Zadrian Smith, stylist, founder and editor-in-chief of Petrie
The biggest trends for the fall/winter season: Continuing the dialogue on gender, both on the runways and red carpets, we are seeing a return of the audacious male peacock. Leading the flock is Chadwick Boseman, whose role in “Black Panther” might have suggested a very masculine run of looks for his press tour, but Boseman dared to be different and really pushed the envelope with his sartorial choices, challenging the societal norms of what it means to be black, masculine and fashion-forward. Boseman lived loud and proud on the carpets with an edit of looks that included a cape for the Met Gala and is not one to shy away from prints, textiles and embroidery. A huge departure from the usual run of double-breasted suits we normally see to represent timeless men’s fashion. Already designers like Kim Jones at Dior are softening what it means to be masculine and I think most fashion industry insiders are waiting to see how Hedi Slimane will interpret men’s wear for Céline, a brand long defined for challenging the notions of femininity.
What’s totally over: For men’s wear, I would say opaque, monotonous colors are quickly fading away. Recent men’s collections were littered with texture, detailed textiles, and colors and silhouettes that have quickly refashioned the modern male silhouette of the last decade. The Gucci, Calvin Klein, Craig Green and Dior man is not afraid to tap into his feminine side. Hyper-masculinity is over, and the male who can delicately balance both sides of the gender scale is very much in vogue.
Moti Ankari, The Metro Man
The biggest trends for the fall/winter season: Loose fits, logos, leopard, rodeo cowboy style, Nineties style, all sorts of bags — bum bags, side bags and the Prada badge holder.
What’s totally over: Skinny jeans — not to be confused with fitted jeans. With the more relaxed and laid-back movement that we’ve seen in fashion for quite some time now, more now than ever, super-skinny fits are out.

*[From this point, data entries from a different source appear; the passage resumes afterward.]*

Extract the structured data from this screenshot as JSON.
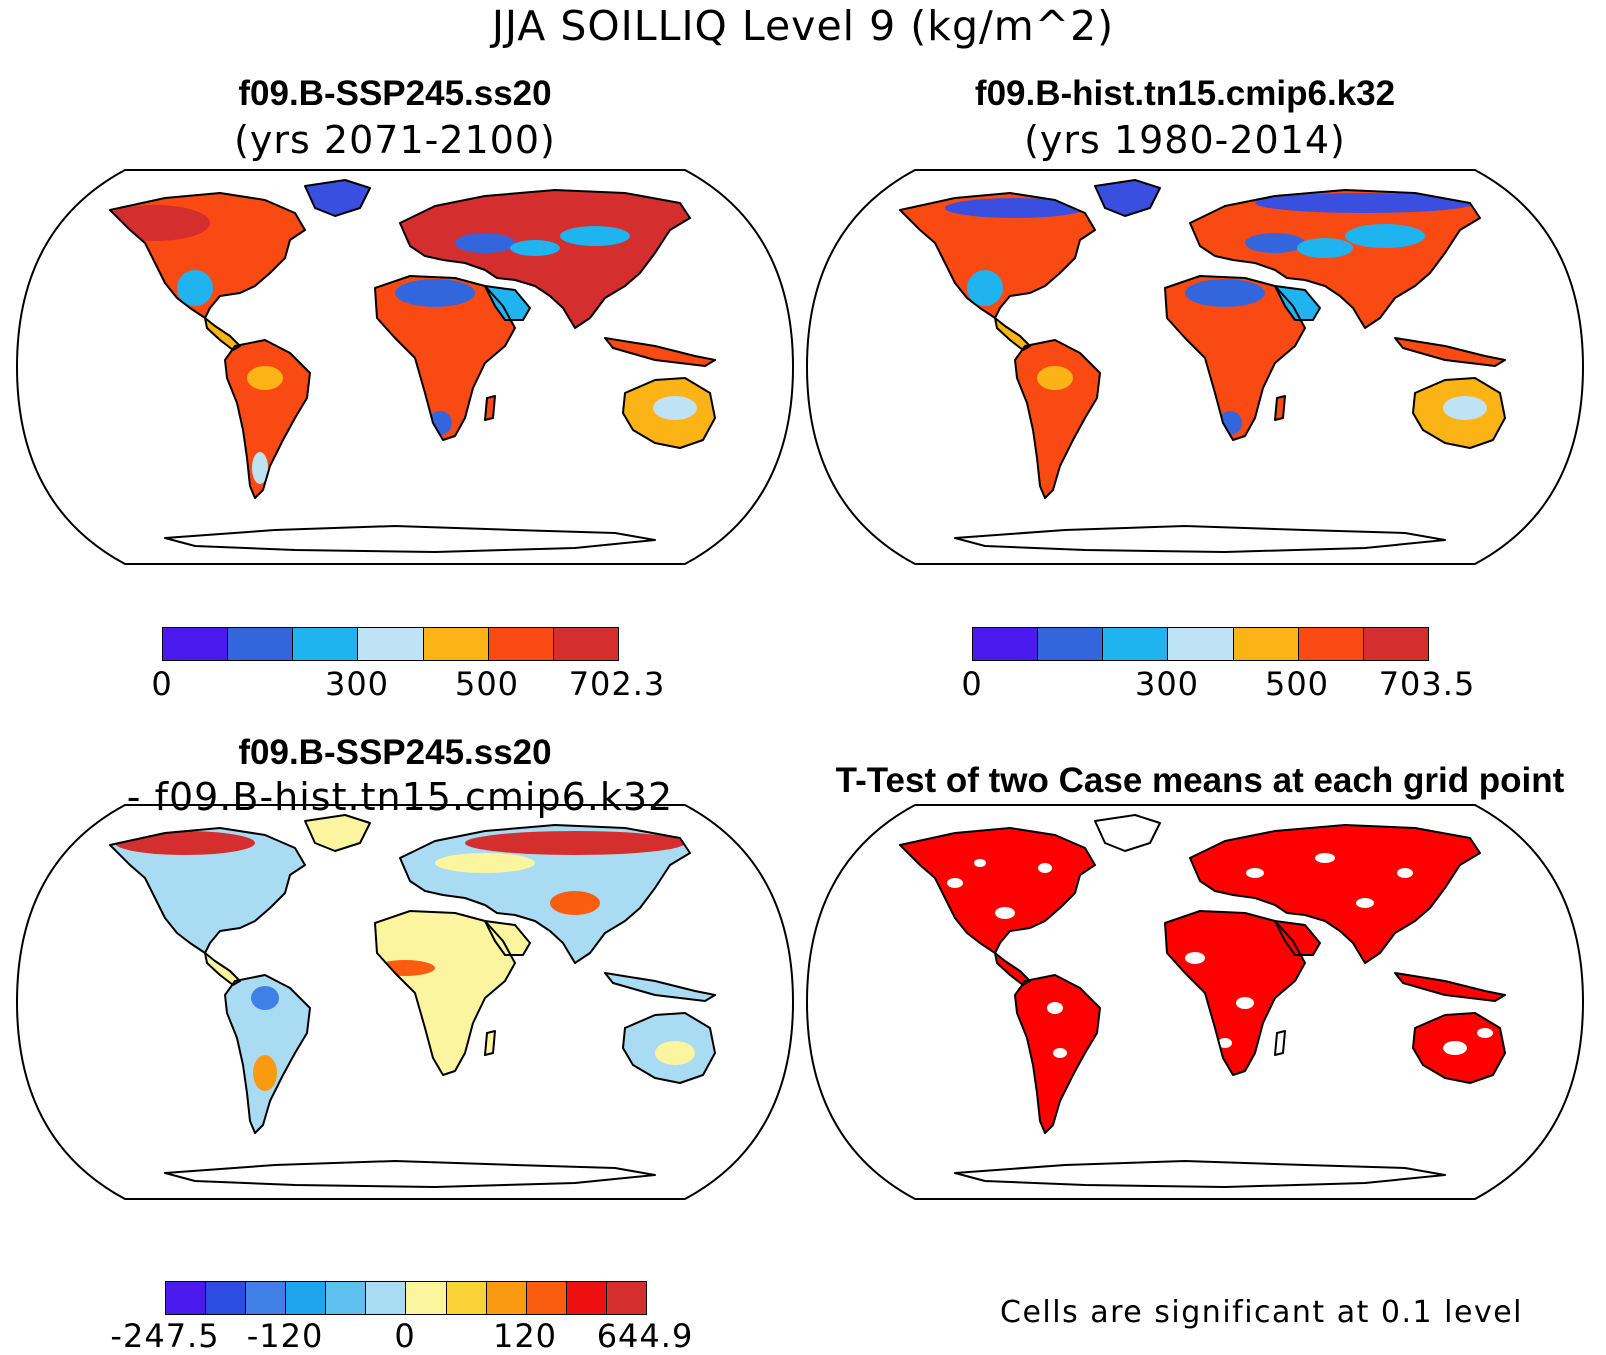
{
  "title": "JJA SOILLIQ Level 9 (kg/m^2)",
  "panels": {
    "top_left": {
      "title": "f09.B-SSP245.ss20",
      "subtitle": "(yrs 2071-2100)"
    },
    "top_right": {
      "title": "f09.B-hist.tn15.cmip6.k32",
      "subtitle": "(yrs 1980-2014)"
    },
    "bottom_left": {
      "title": "f09.B-SSP245.ss20",
      "subtitle": "- f09.B-hist.tn15.cmip6.k32"
    },
    "bottom_right": {
      "title": "T-Test of two Case means at each grid point",
      "note": "Cells are significant at 0.1 level"
    }
  },
  "colorbars": {
    "top_left": {
      "colors": [
        "#4b1aee",
        "#3366dd",
        "#1fb3f0",
        "#bde3f5",
        "#fbb315",
        "#f94a14",
        "#d42e2e"
      ],
      "labels": [
        "0",
        "300",
        "500",
        "702.3"
      ]
    },
    "top_right": {
      "colors": [
        "#4b1aee",
        "#3366dd",
        "#1fb3f0",
        "#bde3f5",
        "#fbb315",
        "#f94a14",
        "#d42e2e"
      ],
      "labels": [
        "0",
        "300",
        "500",
        "703.5"
      ]
    },
    "bottom_left": {
      "colors": [
        "#4b1aee",
        "#2b4de0",
        "#3f7fe6",
        "#1fa5ee",
        "#5fc0ef",
        "#a9dcf2",
        "#fbf5a0",
        "#fbd238",
        "#f99a10",
        "#f95d10",
        "#ee1010",
        "#d42e2e"
      ],
      "labels": [
        "-247.5",
        "-120",
        "0",
        "120",
        "644.9"
      ]
    }
  }
}
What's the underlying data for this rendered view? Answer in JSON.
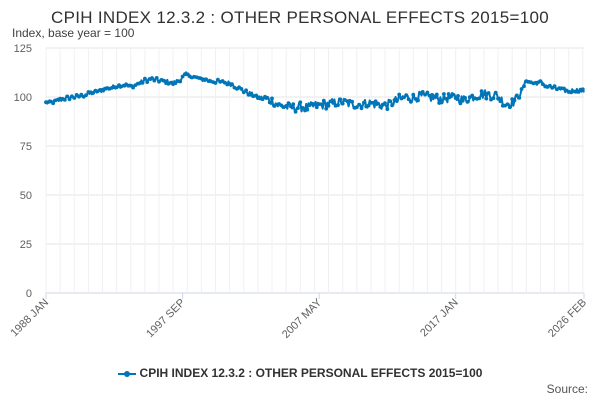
{
  "title": "CPIH INDEX 12.3.2 : OTHER PERSONAL EFFECTS 2015=100",
  "subtitle": "Index, base year = 100",
  "credits": "Source:",
  "colors": {
    "series": "#0075b8",
    "grid": "#e6e6e6",
    "axis": "#ccd6eb",
    "text": "#323132"
  },
  "chart_data": {
    "type": "line",
    "title": "CPIH INDEX 12.3.2 : OTHER PERSONAL EFFECTS 2015=100",
    "subtitle": "Index, base year = 100",
    "ylim": [
      0,
      125
    ],
    "yticks": [
      0,
      25,
      50,
      75,
      100,
      125
    ],
    "xlim": [
      "1988-01",
      "2026-02"
    ],
    "xtick_labels": [
      "1988 JAN",
      "1997 SEP",
      "2007 MAY",
      "2017 JAN",
      "2026 FEB"
    ],
    "xtick_dates": [
      "1988-01",
      "1997-09",
      "2007-05",
      "2017-01",
      "2026-02"
    ],
    "grid": true,
    "legend_position": "bottom-center",
    "series": [
      {
        "name": "CPIH INDEX 12.3.2 : OTHER PERSONAL EFFECTS 2015=100",
        "points": [
          [
            "1988-01",
            97
          ],
          [
            "1988-07",
            97.5
          ],
          [
            "1989-01",
            98.5
          ],
          [
            "1989-07",
            99.5
          ],
          [
            "1990-01",
            100
          ],
          [
            "1990-07",
            100.5
          ],
          [
            "1991-01",
            101.5
          ],
          [
            "1991-07",
            102.5
          ],
          [
            "1992-01",
            103.5
          ],
          [
            "1992-07",
            104.5
          ],
          [
            "1993-01",
            105.5
          ],
          [
            "1993-07",
            106
          ],
          [
            "1994-01",
            105.5
          ],
          [
            "1994-07",
            106.5
          ],
          [
            "1995-01",
            108.5
          ],
          [
            "1995-07",
            109
          ],
          [
            "1996-01",
            108.5
          ],
          [
            "1996-07",
            108
          ],
          [
            "1997-01",
            107
          ],
          [
            "1997-07",
            109
          ],
          [
            "1997-12",
            111.5
          ],
          [
            "1998-03",
            111
          ],
          [
            "1998-07",
            110
          ],
          [
            "1999-01",
            109
          ],
          [
            "1999-07",
            108.5
          ],
          [
            "2000-01",
            108
          ],
          [
            "2000-07",
            107.5
          ],
          [
            "2001-01",
            107
          ],
          [
            "2001-07",
            105
          ],
          [
            "2002-01",
            103
          ],
          [
            "2002-07",
            101.5
          ],
          [
            "2003-01",
            100
          ],
          [
            "2003-07",
            99
          ],
          [
            "2004-01",
            98
          ],
          [
            "2004-07",
            95.5
          ],
          [
            "2005-01",
            95
          ],
          [
            "2005-07",
            94.5
          ],
          [
            "2006-01",
            95
          ],
          [
            "2006-07",
            94.5
          ],
          [
            "2007-01",
            95.5
          ],
          [
            "2007-07",
            96
          ],
          [
            "2008-01",
            96.5
          ],
          [
            "2008-07",
            97
          ],
          [
            "2009-01",
            97.5
          ],
          [
            "2009-07",
            96.5
          ],
          [
            "2010-01",
            96
          ],
          [
            "2010-07",
            96.5
          ],
          [
            "2011-01",
            97
          ],
          [
            "2011-07",
            96
          ],
          [
            "2012-01",
            95.5
          ],
          [
            "2012-07",
            97
          ],
          [
            "2013-01",
            99
          ],
          [
            "2013-07",
            100
          ],
          [
            "2014-01",
            99.5
          ],
          [
            "2014-07",
            100.5
          ],
          [
            "2015-01",
            100
          ],
          [
            "2015-07",
            99.5
          ],
          [
            "2016-01",
            99
          ],
          [
            "2016-07",
            99.5
          ],
          [
            "2017-01",
            100
          ],
          [
            "2017-07",
            98.5
          ],
          [
            "2018-01",
            99.5
          ],
          [
            "2018-07",
            101
          ],
          [
            "2019-01",
            101.5
          ],
          [
            "2019-07",
            101
          ],
          [
            "2020-01",
            100.5
          ],
          [
            "2020-07",
            96.5
          ],
          [
            "2021-01",
            97
          ],
          [
            "2021-07",
            100.5
          ],
          [
            "2022-01",
            108.5
          ],
          [
            "2022-07",
            107
          ],
          [
            "2023-01",
            107.5
          ],
          [
            "2023-07",
            105.5
          ],
          [
            "2024-01",
            104.5
          ],
          [
            "2024-07",
            103.5
          ],
          [
            "2025-01",
            103
          ],
          [
            "2025-07",
            103.5
          ],
          [
            "2026-02",
            103
          ]
        ]
      }
    ]
  }
}
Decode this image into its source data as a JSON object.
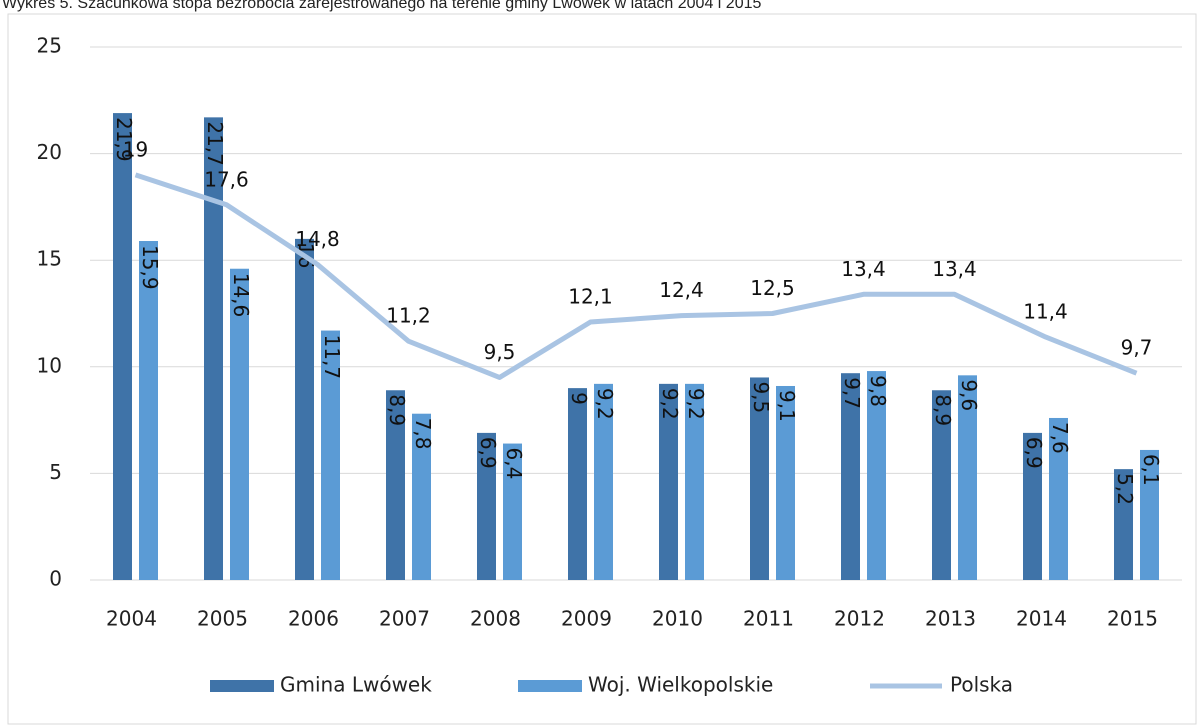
{
  "chart_data": {
    "type": "bar",
    "title": "Wykres 5. Szacunkowa stopa bezrobocia zarejestrowanego na terenie gminy Lwówek w latach 2004 i 2015",
    "categories": [
      "2004",
      "2005",
      "2006",
      "2007",
      "2008",
      "2009",
      "2010",
      "2011",
      "2012",
      "2013",
      "2014",
      "2015"
    ],
    "series": [
      {
        "name": "Gmina Lwówek",
        "color": "#3f73a8",
        "type": "bar",
        "values": [
          21.9,
          21.7,
          16,
          8.9,
          6.9,
          9,
          9.2,
          9.5,
          9.7,
          8.9,
          6.9,
          5.2
        ],
        "value_labels": [
          "21,9",
          "21,7",
          "16",
          "8,9",
          "6,9",
          "9",
          "9,2",
          "9,5",
          "9,7",
          "8,9",
          "6,9",
          "5,2"
        ]
      },
      {
        "name": "Woj.  Wielkopolskie",
        "color": "#5b9bd5",
        "type": "bar",
        "values": [
          15.9,
          14.6,
          11.7,
          7.8,
          6.4,
          9.2,
          9.2,
          9.1,
          9.8,
          9.6,
          7.6,
          6.1
        ],
        "value_labels": [
          "15,9",
          "14,6",
          "11,7",
          "7,8",
          "6,4",
          "9,2",
          "9,2",
          "9,1",
          "9,8",
          "9,6",
          "7,6",
          "6,1"
        ]
      },
      {
        "name": "Polska",
        "color": "#a9c4e3",
        "type": "line",
        "values": [
          19,
          17.6,
          14.8,
          11.2,
          9.5,
          12.1,
          12.4,
          12.5,
          13.4,
          13.4,
          11.4,
          9.7
        ],
        "value_labels": [
          "19",
          "17,6",
          "14,8",
          "11,2",
          "9,5",
          "12,1",
          "12,4",
          "12,5",
          "13,4",
          "13,4",
          "11,4",
          "9,7"
        ]
      }
    ],
    "ylim": [
      0,
      25
    ],
    "yticks": [
      0,
      5,
      10,
      15,
      20,
      25
    ],
    "grid": true,
    "legend": "bottom"
  }
}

What big directions do you see in coming years?: I think in men’s wear, specifically, clothing is becoming more “fashion”— and more guys are more conscious about designer brands and their creative directors. Men used to wear slim-fit trousers and well-fitted suits and they would be considered stylish. Now, more and more men are wearing unique fabrics and bold prints from designers like Versace, Prada, Gucci. I think fast fashion will always be around, but I do think more men will be saving and spending more on designers — I know I am.